You, Me, And a Tanuki is a weekly featured blog run by Michelle, a Californian who is currently one of only two foreigners living in Chibu, a tiny fishing village on one of the Oki islands in Japan. Check back every Saturday for a new post or read more on her website here!

When I first got to Japan, I made a goal to try any food that was offered to me.  Sea snails (freshly cracked out of their shells and still alive), check.  Sea cucumber, check.  Shiokara (fermented salty squid), check.  I’ve encountered some of the grossest edible things I’ve ever seen, but stuck to my goal, tried not to think about the slimy mess in front of me, and ate the new food.
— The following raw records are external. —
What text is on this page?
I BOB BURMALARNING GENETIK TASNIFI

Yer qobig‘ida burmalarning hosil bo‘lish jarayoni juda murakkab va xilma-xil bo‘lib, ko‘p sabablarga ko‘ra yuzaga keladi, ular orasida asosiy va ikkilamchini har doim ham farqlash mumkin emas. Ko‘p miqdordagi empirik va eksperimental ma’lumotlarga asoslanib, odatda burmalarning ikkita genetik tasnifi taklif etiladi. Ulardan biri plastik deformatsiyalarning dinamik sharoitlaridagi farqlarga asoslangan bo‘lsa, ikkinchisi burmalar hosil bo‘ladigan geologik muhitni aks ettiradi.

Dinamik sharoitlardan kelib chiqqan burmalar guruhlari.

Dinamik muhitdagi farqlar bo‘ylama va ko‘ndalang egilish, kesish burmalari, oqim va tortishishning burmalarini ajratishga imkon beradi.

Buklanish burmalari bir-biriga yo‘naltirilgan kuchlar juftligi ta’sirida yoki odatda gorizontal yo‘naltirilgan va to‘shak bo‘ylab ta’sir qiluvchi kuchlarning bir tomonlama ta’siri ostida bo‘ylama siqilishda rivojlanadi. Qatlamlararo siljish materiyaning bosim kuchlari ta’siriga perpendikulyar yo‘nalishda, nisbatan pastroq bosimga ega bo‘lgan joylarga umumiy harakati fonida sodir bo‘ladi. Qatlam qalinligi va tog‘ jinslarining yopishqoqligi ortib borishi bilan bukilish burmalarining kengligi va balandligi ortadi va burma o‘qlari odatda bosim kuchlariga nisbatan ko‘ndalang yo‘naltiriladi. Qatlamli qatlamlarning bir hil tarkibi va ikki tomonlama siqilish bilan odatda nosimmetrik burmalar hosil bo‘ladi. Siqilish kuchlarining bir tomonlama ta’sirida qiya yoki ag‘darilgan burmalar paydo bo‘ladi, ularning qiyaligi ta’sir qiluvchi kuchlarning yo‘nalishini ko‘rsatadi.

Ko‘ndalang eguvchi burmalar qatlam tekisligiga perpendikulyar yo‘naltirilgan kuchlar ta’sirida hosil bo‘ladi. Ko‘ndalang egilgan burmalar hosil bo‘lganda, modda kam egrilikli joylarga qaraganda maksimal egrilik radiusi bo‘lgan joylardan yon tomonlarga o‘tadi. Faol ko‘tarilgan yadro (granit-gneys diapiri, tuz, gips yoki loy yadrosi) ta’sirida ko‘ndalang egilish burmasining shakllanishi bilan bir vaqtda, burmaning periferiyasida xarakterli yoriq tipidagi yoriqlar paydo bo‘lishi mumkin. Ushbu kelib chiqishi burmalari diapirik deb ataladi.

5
To up the ante on my food challenge, I told myself that I would eat every dish  that was served in kyuushoku (school lunch).  The main reason I took this challenge is that I think it sets a good example for the kids, who are made to sit at the lunch table until they finish every bite of their food.  Usually, completing my goal isn’t a chore at all.  I’ve had some of the most delicious meals I’ve ever encountered in Japan served to me in the lunchroom at school.  But it hasn’t all been easy.  I’m not a fan of shishamo (pregnant smelt fish) which are eaten with head, eyes, tail, bones…everything, intact.  As unappealing as shishamo is to me, I still manage to eat all of them when they are served in the school lunch.

Unfortunately, my undefeated school lunch record has come to an end.